Carole King doubles as honoree, star at White HouseAt a White House concert held in her honor Wednesday night, Carole King kept busy.
By: Chris Richards (c) 2013, The Washington Post, Superior Telegram
WASHINGTON — At a White House concert held in her honor Wednesday night, Carole King kept busy. The opening act? Carole King. The headliner? Carole King. The cheering section? Ladies and gentlemen, give it up for Carole King giving it up for Carole King.
In town to receive the Library of Congress' Gershwin Prize for Popular Song, the 71-year-old songwriting pioneer was the first singer to take the stage in the East Dining Room, charging hard through a version of "Beautiful" from her 1971 solo opus, "Tapestry."
Then King zipped off stage, plunked down in a front-and-center seat between President Barack Obama and Vice President Joe Biden and proceeded to rock out.
This was supposed to be a party, right?
As the first woman to receive the Gershwin Prize, King had plenty of reason to celebrate. The library has been handing out this songwriting award — named after American composers George and Ira Gershwin — since 2007. This week, King joined a list of honorees that includes Paul Simon, Stevie Wonder, Paul McCartney and the words-and-melody team of Hal David and Burt Bacharach.
With King settled into her chair, the guests began to arrive. Gloria Estefan, Trisha Yearwood and young Brit singer Emeli Sande — the most exciting emerging voice the White House has hosted in many moons — teamed first for "Will You Love Me Tomorrow," a 1960 King hit that the Shirelles took to the tip-top of the charts when the songwriter was still a teenager.
Next, friend and longtime collaborator James Taylor mellowed things out with "Up on the Roof." King cheered her buddy from the front row, mouthing along to the words, conducting the song with a clenched fist.
Then our report gets muffled. Members of the news media were scooted away from a viewing area in the White House briefing room to the vestibule, where they waited for entry to the performance space. During the interlude, Yearwood might have sung "So Far Away." Billy Joel might have done "The Loco-Motion." And someone who sounded like Taylor may have sung "Cryin' in the Rain" with a duet partner who definitely sounded like someone else.
There was no mistaking, however, Sande's rendition of "(You Make Me Feel Like) A Natural Woman." The 26-year-old's voice proved that it can carry emotion through sealed doors.

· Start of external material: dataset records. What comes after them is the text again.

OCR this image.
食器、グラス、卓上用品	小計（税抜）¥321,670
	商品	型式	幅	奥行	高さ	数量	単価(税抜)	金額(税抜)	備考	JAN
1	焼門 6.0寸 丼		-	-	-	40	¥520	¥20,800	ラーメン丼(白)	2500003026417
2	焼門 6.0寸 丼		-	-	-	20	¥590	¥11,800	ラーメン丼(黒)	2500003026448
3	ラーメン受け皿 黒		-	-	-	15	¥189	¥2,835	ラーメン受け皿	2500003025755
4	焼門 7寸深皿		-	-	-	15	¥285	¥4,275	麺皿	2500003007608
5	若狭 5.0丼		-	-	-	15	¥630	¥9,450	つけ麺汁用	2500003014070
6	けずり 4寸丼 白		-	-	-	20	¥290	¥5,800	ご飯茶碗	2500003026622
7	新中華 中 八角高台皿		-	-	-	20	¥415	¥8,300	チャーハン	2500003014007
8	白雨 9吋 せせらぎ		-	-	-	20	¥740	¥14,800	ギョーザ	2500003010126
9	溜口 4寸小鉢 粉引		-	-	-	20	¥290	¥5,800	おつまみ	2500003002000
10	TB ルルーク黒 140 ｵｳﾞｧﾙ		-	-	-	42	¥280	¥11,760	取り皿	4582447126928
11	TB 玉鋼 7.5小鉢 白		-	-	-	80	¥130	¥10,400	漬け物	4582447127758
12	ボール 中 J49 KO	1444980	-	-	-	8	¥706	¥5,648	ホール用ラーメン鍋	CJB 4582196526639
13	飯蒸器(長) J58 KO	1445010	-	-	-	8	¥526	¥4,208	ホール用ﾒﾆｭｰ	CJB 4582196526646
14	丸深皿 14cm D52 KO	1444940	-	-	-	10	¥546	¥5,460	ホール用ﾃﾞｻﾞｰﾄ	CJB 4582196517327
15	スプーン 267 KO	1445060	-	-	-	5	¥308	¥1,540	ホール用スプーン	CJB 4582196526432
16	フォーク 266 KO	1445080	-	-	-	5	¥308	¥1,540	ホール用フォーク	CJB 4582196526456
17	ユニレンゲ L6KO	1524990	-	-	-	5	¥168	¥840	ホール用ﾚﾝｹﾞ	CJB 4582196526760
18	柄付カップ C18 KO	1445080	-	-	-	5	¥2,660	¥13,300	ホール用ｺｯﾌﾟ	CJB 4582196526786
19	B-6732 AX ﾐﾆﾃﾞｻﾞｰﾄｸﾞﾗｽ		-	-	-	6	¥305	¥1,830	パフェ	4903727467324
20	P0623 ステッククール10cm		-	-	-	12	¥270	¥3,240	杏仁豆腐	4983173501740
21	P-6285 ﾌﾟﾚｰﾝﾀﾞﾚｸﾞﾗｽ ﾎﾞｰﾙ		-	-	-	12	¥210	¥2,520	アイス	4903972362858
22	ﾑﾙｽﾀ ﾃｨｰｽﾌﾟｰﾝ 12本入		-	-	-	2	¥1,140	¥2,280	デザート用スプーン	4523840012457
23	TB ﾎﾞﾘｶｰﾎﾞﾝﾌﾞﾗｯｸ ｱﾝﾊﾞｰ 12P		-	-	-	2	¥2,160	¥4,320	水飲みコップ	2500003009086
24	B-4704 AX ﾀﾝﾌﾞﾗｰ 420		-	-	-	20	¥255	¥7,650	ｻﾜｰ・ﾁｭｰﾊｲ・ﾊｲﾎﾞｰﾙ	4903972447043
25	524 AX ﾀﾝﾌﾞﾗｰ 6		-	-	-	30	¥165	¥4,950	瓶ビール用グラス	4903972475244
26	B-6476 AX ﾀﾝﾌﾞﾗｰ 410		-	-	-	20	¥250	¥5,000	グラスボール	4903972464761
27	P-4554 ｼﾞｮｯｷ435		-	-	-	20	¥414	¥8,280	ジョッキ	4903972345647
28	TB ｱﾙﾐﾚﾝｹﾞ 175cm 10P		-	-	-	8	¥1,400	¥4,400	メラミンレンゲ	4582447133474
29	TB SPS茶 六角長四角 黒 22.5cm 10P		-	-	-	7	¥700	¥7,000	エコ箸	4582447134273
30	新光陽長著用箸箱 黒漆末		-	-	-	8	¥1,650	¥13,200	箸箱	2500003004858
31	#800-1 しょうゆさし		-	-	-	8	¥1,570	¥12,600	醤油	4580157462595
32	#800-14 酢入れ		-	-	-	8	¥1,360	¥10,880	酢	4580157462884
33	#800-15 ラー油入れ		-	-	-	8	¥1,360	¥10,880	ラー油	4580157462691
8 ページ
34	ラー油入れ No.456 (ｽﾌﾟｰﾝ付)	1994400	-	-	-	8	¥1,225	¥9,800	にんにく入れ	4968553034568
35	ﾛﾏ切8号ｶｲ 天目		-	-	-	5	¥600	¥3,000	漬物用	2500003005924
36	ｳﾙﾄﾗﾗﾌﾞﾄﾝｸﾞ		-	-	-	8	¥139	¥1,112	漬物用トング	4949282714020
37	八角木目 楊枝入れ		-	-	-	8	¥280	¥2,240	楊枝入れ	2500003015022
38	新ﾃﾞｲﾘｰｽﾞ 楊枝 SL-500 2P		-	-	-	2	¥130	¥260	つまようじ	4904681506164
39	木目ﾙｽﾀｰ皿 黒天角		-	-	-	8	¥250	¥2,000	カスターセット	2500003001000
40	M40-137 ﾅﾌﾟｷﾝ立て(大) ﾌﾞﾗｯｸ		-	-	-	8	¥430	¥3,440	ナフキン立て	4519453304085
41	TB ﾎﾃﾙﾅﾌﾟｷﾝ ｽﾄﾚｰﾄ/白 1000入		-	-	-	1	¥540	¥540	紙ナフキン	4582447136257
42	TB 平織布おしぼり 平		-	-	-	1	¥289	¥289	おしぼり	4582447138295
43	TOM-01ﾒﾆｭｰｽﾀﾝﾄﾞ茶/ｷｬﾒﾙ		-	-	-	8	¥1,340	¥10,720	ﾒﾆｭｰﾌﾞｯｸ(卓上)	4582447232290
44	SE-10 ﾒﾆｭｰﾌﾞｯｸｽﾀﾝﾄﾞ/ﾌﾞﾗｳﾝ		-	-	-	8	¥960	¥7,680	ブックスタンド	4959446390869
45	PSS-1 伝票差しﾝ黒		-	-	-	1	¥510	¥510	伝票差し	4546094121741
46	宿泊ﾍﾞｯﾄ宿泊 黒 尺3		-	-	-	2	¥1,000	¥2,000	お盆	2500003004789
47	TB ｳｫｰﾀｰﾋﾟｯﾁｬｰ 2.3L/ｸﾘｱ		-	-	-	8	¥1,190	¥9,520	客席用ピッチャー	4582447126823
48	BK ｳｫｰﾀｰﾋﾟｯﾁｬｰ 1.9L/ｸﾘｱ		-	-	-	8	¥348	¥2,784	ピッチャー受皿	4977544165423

When the media were finally crammed into the room, Obama stepped to the lectern and crunched the numbers, explaining: "Carole has written more than 400 compositions that have been recorded by over 1,000 artists, resulting in over 100 hits."
King followed. "I guess if the president can sing, I can give a speech," she said, graciously thanking former songwriting collaborators David Palmer, Toni Stern and ex-husband Gerry Goffin.
Then she dove into a closing four-song suite — "Jazzman," "I Believe in Loving You," "I Feel the Earth Move" and "You've Got a Friend" with Taylor, and eventually the entire cast. The penultimate tune was the strongest, with King stomping her heels repeatedly into the stage and then asking her audience a two-word question: "Fun, huh?"